Posted on:2001-07-14Degree:Ph.DType:Dissertation
University:State University of New York at BuffaloCandidate:Frischkorn, J. CraigFull Text:PDF
GTID:1465390014953387Subject:Literature
Abstract/Summary:
The popularity of the works of Henry James on film in the 1990s has indicated that the author is anything but a liability at the movie box office. But it has not always been this way. No silent films were adapted from James's literature, and there was only one James-based sound film produced in the 1930s, two in the 1940s, and one in the 1950s.
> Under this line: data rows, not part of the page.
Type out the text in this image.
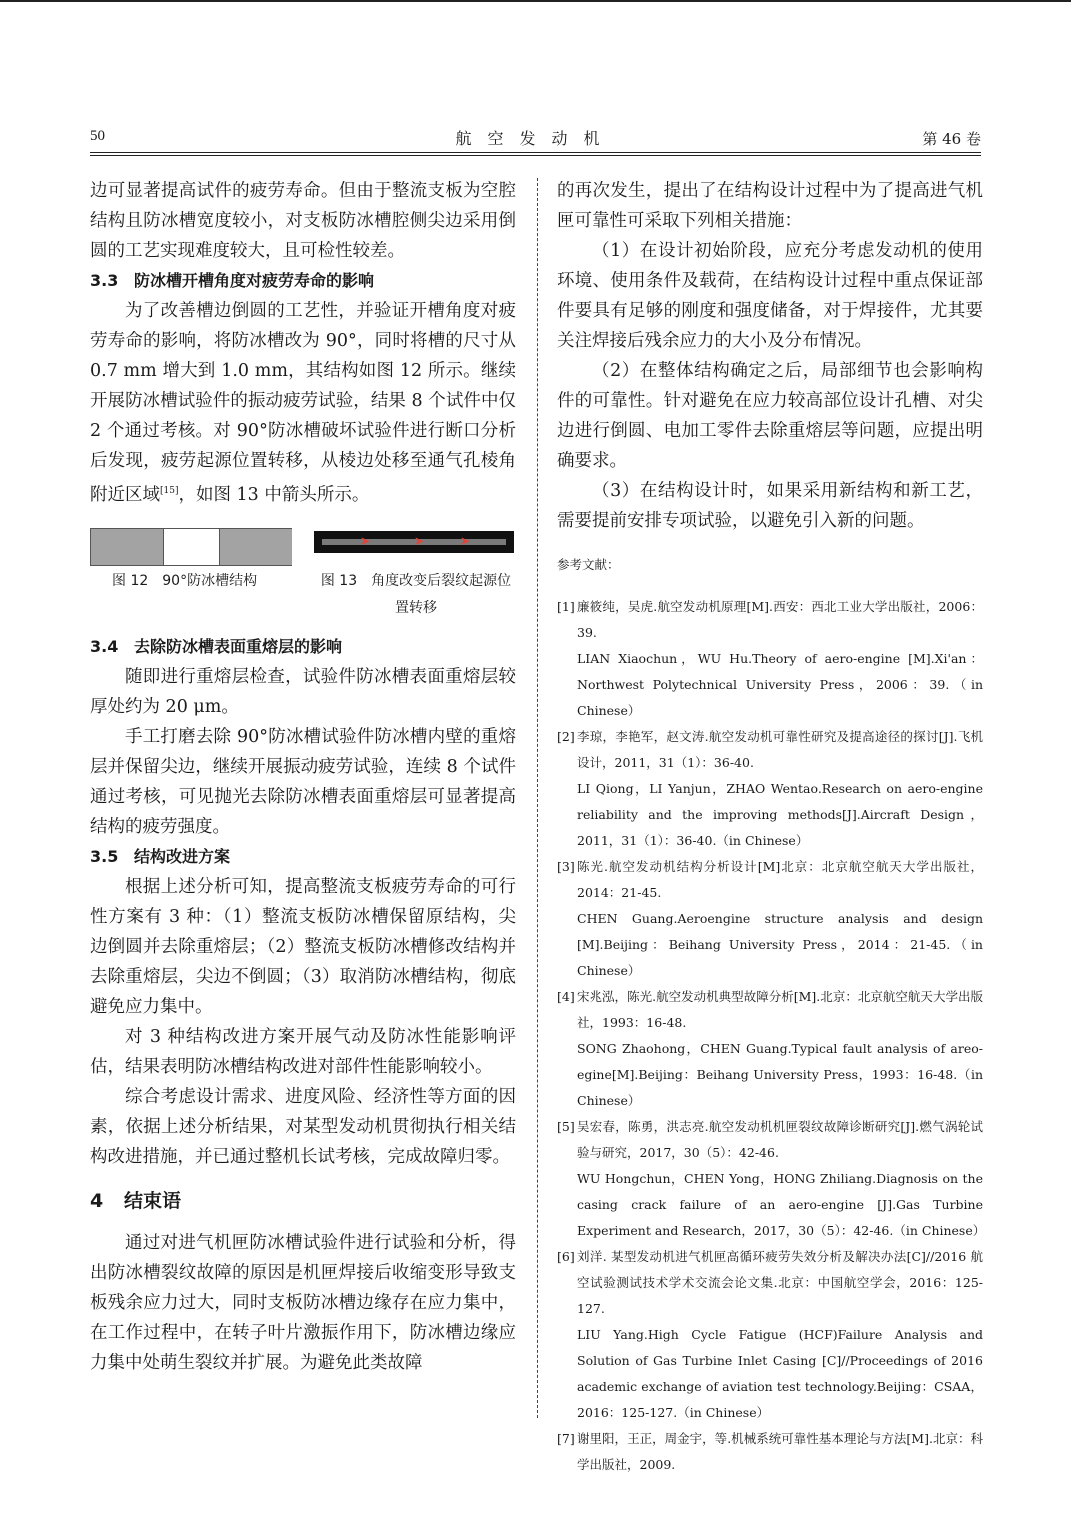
50	航空发动机	第 46 卷

边可显著提高试件的疲劳寿命。但由于整流支板为空腔结构且防冰槽宽度较小，对支板防冰槽腔侧尖边采用倒圆的工艺实现难度较大，且可检性较差。

3.3 防冰槽开槽角度对疲劳寿命的影响

为了改善槽边倒圆的工艺性，并验证开槽角度对疲劳寿命的影响，将防冰槽改为 90°，同时将槽的尺寸从 0.7 mm 增大到 1.0 mm，其结构如图 12 所示。继续开展防冰槽试验件的振动疲劳试验，结果 8 个试件中仅 2 个通过考核。对 90°防冰槽破坏试验件进行断口分析后发现，疲劳起源位置转移，从棱边处移至通气孔棱角附近区域[15]，如图 13 中箭头所示。

➤	➤	➤
图 12　90°防冰槽结构	图 13　角度改变后裂纹起源位置转移
3.4 去除防冰槽表面重熔层的影响

随即进行重熔层检查，试验件防冰槽表面重熔层较厚处约为 20 μm。

手工打磨去除 90°防冰槽试验件防冰槽内壁的重熔层并保留尖边，继续开展振动疲劳试验，连续 8 个试件通过考核，可见抛光去除防冰槽表面重熔层可显著提高结构的疲劳强度。

3.5 结构改进方案

根据上述分析可知，提高整流支板疲劳寿命的可行性方案有 3 种：（1）整流支板防冰槽保留原结构，尖边倒圆并去除重熔层；（2）整流支板防冰槽修改结构并去除重熔层，尖边不倒圆；（3）取消防冰槽结构，彻底避免应力集中。

对 3 种结构改进方案开展气动及防冰性能影响评估，结果表明防冰槽结构改进对部件性能影响较小。

综合考虑设计需求、进度风险、经济性等方面的因素，依据上述分析结果，对某型发动机贯彻执行相关结构改进措施，并已通过整机长试考核，完成故障归零。

4 结束语

通过对进气机匣防冰槽试验件进行试验和分析，得出防冰槽裂纹故障的原因是机匣焊接后收缩变形导致支板残余应力过大，同时支板防冰槽边缘存在应力集中，在工作过程中，在转子叶片激振作用下，防冰槽边缘应力集中处萌生裂纹并扩展。为避免此类故障

的再次发生，提出了在结构设计过程中为了提高进气机匣可靠性可采取下列相关措施：

（1）在设计初始阶段，应充分考虑发动机的使用环境、使用条件及载荷，在结构设计过程中重点保证部件要具有足够的刚度和强度储备，对于焊接件，尤其要关注焊接后残余应力的大小及分布情况。

（2）在整体结构确定之后，局部细节也会影响构件的可靠性。针对避免在应力较高部位设计孔槽、对尖边进行倒圆、电加工零件去除重熔层等问题，应提出明确要求。

（3）在结构设计时，如果采用新结构和新工艺，需要提前安排专项试验，以避免引入新的问题。

参考文献：

[1] 廉筱纯，吴虎.航空发动机原理[M].西安：西北工业大学出版社，2006：39.
LIAN Xiaochun，WU Hu.Theory of aero-engine [M].Xi'an：Northwest Polytechnical University Press，2006：39.（in Chinese）

[2] 李琼，李艳军，赵文涛.航空发动机可靠性研究及提高途径的探讨[J].飞机设计，2011，31（1）：36-40.
LI Qiong，LI Yanjun，ZHAO Wentao.Research on aero-engine reliability and the improving methods[J].Aircraft Design，2011，31（1）：36-40.（in Chinese）

[3] 陈光.航空发动机结构分析设计[M]北京：北京航空航天大学出版社，2014：21-45.
CHEN Guang.Aeroengine structure analysis and design [M].Beijing：Beihang University Press，2014：21-45.（in Chinese）

[4] 宋兆泓，陈光.航空发动机典型故障分析[M].北京：北京航空航天大学出版社，1993：16-48.
SONG Zhaohong，CHEN Guang.Typical fault analysis of areo-egine[M].Beijing：Beihang University Press，1993：16-48.（in Chinese）

[5] 吴宏春，陈勇，洪志亮.航空发动机机匣裂纹故障诊断研究[J].燃气涡轮试验与研究，2017，30（5）：42-46.
WU Hongchun，CHEN Yong，HONG Zhiliang.Diagnosis on the casing crack failure of an aero-engine [J].Gas Turbine Experiment and Research，2017，30（5）：42-46.（in Chinese）

[6] 刘洋. 某型发动机进气机匣高循环疲劳失效分析及解决办法[C]//2016 航空试验测试技术学术交流会论文集.北京：中国航空学会，2016：125-127.
LIU Yang.High Cycle Fatigue (HCF)Failure Analysis and Solution of Gas Turbine Inlet Casing [C]//Proceedings of 2016 academic exchange of aviation test technology.Beijing：CSAA，2016：125-127.（in Chinese）

[7] 谢里阳，王正，周金宇，等.机械系统可靠性基本理论与方法[M].北京：科学出版社，2009.
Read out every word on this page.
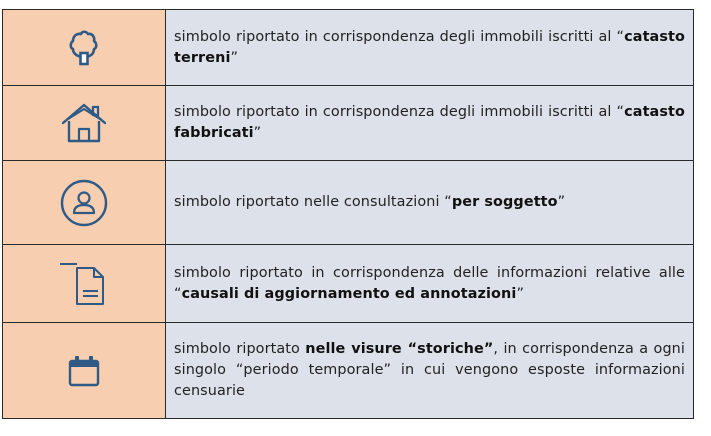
	simbolo riportato in corrispondenza degli immobili iscritti al “catasto terreni”

	simbolo riportato in corrispondenza degli immobili iscritti al “catasto fabbricati”

	simbolo riportato nelle consultazioni “per soggetto”

	simbolo riportato in corrispondenza delle informazioni relative alle “causali di aggiornamento ed annotazioni”

	simbolo riportato nelle visure “storiche”, in corrispondenza a ogni singolo “periodo temporale” in cui vengono esposte informazioni censuarie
These four films comprise a kind of "lost history," the history of the first phase of the cinematic versions of Henry James's fiction.; This dissertation surveys and examines the earliest films to be adapted from Henry James's fiction during the studio era of Hollywood. The approach is to evaluate each critically neglected film's production details, visual style, relationship to the source, and critical reception. Chapter One discusses director Frank Lloyd's Berkeley Square (1933), an early sound film based on John Balderston's hit play by the same name; his source was James's The Sense of the Past. Chapter Two examines director Martin Gabel's The Lost Moment (1947), a film loosely suggested by James's The Aspern Papers; it is the only film in this study that was not a successful stage play before it was a film. Chapter Three evaluates director William Wyler's The Heiress (1949), a critically acclaimed screen adaptation of Ruth and Augustus Goetz's popular Broadway play The Heiress; their source was James's Washington Square. Chapter Four considers director Roy Baker's film I'll Never Forget You (1951), a weak remake of Berkeley Square and a typical product of the declining studio era.; By investigating Hollywood's marketing strategies and production records of these four Henry James film adaptations, this study argues that---although Henry James's literature offered a wealth of raw material for cinematic adaptations---the author had such a reputation for being a highbrow that Hollywood resorted to alternate promotion strategies in order to try to "sell" these movies to the mainstream movie audiences of the early 20th Century.